Akses Jalan Operasional Milik PT ConocoPhillips diduga di kuasai Oleh PT APL Secara Sepihak,Warga Keluhkan Pembatas Jalan

1001378591.jpg

BATANG HARI.(Benuanews.com)-Akses jalan operasional milik PT ConocoPhillips di Desa Peninjauan, Kecamatan Maro Sebo Ulu, Kabupaten Batang Hari, diduga telah dikuasai secara sepihak oleh PT APL, perusahaan perkebunan kelapa sawit. Akibatnya, hak warga untuk melintas ke kebun sendiri justru dibatasi dan dipersulit, Selasa 10/02/2026.

Fakta di lapangan menunjukkan berdirinya pos penjagaan security lengkap dengan portal pembatas tepat di badan jalan yang diketahui merupakan jalan milik perusahaan migas tersebut. Setiap warga yang melintas disebut wajib berhenti, diperiksa, bahkan kerap ditolak untuk masuk menuju kebun milik mereka sendiri.

“Jalan itu setahu kami jalan Conoco, tapi sekarang seolah-olah milik PT APL. Kami mau ke kebun sendiri saja harus minta izin,” ungkap seorang warga dengan nada kesal.

Situasi ini menimbulkan pertanyaan serius soal kewenangan PT APL. Atas dasar apa perusahaan perkebunan tersebut mengatur, membatasi, bahkan menghentikan aktivitas masyarakat di jalan yang bukan berada dalam konsesi mereka?
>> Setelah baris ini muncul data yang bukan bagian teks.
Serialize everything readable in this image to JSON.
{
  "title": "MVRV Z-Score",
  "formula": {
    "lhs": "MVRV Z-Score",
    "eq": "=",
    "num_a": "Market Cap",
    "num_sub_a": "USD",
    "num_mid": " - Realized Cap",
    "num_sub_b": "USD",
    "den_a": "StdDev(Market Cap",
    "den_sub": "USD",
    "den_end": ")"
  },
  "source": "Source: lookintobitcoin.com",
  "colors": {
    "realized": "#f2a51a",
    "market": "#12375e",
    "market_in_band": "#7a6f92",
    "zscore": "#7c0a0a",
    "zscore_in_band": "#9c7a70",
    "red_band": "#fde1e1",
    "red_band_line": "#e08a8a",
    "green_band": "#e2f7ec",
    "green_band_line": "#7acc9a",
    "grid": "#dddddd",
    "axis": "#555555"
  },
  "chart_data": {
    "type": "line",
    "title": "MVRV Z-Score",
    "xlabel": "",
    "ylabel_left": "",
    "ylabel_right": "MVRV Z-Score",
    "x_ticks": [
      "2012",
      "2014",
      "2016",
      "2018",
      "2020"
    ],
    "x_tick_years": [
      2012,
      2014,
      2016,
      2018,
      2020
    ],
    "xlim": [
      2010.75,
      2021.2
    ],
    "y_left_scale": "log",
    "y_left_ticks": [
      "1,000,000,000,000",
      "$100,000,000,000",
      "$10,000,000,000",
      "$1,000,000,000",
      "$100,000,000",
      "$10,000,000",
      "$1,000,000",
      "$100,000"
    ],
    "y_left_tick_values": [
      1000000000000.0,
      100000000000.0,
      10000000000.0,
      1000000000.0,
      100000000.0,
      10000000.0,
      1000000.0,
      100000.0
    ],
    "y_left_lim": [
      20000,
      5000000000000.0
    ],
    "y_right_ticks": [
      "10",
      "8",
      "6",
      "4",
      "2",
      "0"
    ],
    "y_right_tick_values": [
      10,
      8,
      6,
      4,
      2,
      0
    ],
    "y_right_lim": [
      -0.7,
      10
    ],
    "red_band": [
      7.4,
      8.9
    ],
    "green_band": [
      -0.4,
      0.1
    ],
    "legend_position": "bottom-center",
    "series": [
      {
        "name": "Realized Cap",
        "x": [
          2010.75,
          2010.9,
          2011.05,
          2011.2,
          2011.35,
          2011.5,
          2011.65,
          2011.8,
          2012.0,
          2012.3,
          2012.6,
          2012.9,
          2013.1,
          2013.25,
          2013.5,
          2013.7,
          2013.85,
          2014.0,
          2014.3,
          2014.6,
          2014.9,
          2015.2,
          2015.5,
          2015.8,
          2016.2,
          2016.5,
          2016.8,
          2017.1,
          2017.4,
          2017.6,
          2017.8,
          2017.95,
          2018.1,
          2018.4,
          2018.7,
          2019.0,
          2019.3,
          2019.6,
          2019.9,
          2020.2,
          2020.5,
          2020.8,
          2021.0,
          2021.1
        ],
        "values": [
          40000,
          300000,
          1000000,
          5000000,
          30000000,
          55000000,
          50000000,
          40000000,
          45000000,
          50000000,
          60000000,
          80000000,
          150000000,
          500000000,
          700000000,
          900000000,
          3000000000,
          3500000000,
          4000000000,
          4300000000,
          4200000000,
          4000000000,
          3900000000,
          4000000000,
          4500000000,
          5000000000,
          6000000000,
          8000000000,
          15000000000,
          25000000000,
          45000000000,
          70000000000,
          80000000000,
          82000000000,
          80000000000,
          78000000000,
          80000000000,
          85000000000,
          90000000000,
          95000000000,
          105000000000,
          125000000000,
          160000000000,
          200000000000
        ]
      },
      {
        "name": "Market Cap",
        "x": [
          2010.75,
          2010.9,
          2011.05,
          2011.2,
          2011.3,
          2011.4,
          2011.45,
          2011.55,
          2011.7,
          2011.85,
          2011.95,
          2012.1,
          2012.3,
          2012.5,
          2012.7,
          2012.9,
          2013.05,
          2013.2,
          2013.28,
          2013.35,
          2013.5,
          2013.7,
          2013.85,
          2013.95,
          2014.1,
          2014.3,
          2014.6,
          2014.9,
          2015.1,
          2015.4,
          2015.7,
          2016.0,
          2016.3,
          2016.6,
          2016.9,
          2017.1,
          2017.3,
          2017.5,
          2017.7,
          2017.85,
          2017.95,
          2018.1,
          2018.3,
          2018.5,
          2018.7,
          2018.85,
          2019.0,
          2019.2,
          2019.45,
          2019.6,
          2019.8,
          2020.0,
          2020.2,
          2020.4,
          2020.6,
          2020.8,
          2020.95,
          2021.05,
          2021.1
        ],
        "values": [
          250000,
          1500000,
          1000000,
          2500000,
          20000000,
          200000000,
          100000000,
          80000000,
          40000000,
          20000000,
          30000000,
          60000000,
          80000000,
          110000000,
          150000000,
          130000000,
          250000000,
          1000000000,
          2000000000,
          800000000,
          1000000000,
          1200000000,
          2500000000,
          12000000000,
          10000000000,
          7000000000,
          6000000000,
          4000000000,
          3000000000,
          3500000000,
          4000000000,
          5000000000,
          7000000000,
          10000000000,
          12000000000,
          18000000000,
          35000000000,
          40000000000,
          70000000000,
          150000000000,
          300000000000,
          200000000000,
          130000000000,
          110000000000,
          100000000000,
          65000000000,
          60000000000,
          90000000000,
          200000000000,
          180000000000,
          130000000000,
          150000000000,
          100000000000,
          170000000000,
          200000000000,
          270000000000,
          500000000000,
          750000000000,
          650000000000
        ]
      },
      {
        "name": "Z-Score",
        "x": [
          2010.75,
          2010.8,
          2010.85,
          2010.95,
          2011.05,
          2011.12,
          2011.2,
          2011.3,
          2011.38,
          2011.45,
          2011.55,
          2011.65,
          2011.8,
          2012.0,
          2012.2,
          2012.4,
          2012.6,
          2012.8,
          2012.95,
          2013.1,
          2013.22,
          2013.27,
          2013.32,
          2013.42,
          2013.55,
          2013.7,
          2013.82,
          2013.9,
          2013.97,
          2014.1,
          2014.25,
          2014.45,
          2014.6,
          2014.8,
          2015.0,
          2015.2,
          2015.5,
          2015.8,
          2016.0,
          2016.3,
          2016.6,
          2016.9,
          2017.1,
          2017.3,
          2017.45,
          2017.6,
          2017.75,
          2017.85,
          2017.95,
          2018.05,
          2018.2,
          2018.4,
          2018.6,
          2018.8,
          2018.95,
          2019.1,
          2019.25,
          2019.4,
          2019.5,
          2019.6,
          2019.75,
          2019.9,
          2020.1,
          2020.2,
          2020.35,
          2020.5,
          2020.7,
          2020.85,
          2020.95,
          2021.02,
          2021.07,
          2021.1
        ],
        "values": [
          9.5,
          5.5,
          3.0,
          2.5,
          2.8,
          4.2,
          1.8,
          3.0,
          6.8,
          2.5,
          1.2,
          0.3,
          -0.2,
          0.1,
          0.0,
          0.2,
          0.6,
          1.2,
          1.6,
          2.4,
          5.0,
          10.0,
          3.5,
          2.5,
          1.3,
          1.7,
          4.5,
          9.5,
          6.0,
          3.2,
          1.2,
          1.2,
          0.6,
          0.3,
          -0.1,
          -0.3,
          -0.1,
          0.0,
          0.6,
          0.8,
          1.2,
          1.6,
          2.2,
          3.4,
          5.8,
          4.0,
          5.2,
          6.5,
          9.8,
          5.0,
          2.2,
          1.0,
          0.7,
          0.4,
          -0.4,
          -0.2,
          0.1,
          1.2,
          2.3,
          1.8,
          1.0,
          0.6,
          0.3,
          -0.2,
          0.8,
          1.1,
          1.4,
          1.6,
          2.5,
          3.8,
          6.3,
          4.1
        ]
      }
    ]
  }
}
Jika benar jalan tersebut milik PT ConocoPhillips, maka tindakan pemasangan portal dan pembatasan akses dapat diduga sebagai penguasaan tanpa hak.

Lebih jauh, warga menilai keberadaan pos security tersebut beraroma intimidasi dan menciptakan ketakutan, terutama bagi petani kecil yang menggantungkan hidup dari kebun mereka. Pembatasan akses ini tidak hanya menghambat aktivitas ekonomi, tetapi juga berpotensi memicu konflik agraria baru di wilayah tersebut.

Ironisnya, hingga kini belum ada kejelasan status hukum jalan, baik dari PT ConocoPhillips sebagai pemilik jalan, maupun dari PT APL yang diduga menguasai dan mengendalikan akses. Sikap diam para pihak justru memperkuat dugaan adanya pembiaran atau penguasaan sepihak.

Warga mendesak Pemerintah Kabupaten Batang Hari, aparat penegak hukum, serta instansi terkait untuk segera turun ke lapangan, menelusuri legalitas pos penjagaan dan portal, serta memastikan tidak ada korporasi yang bertindak sewenang-wenang di atas hak masyarakat.

Jika dibiarkan, praktik semacam ini dikhawatirkan akan menjadi preseden buruk, di mana perusahaan dapat dengan mudah menutup akses publik dan menekan warga tanpa dasar hukum yang jelas.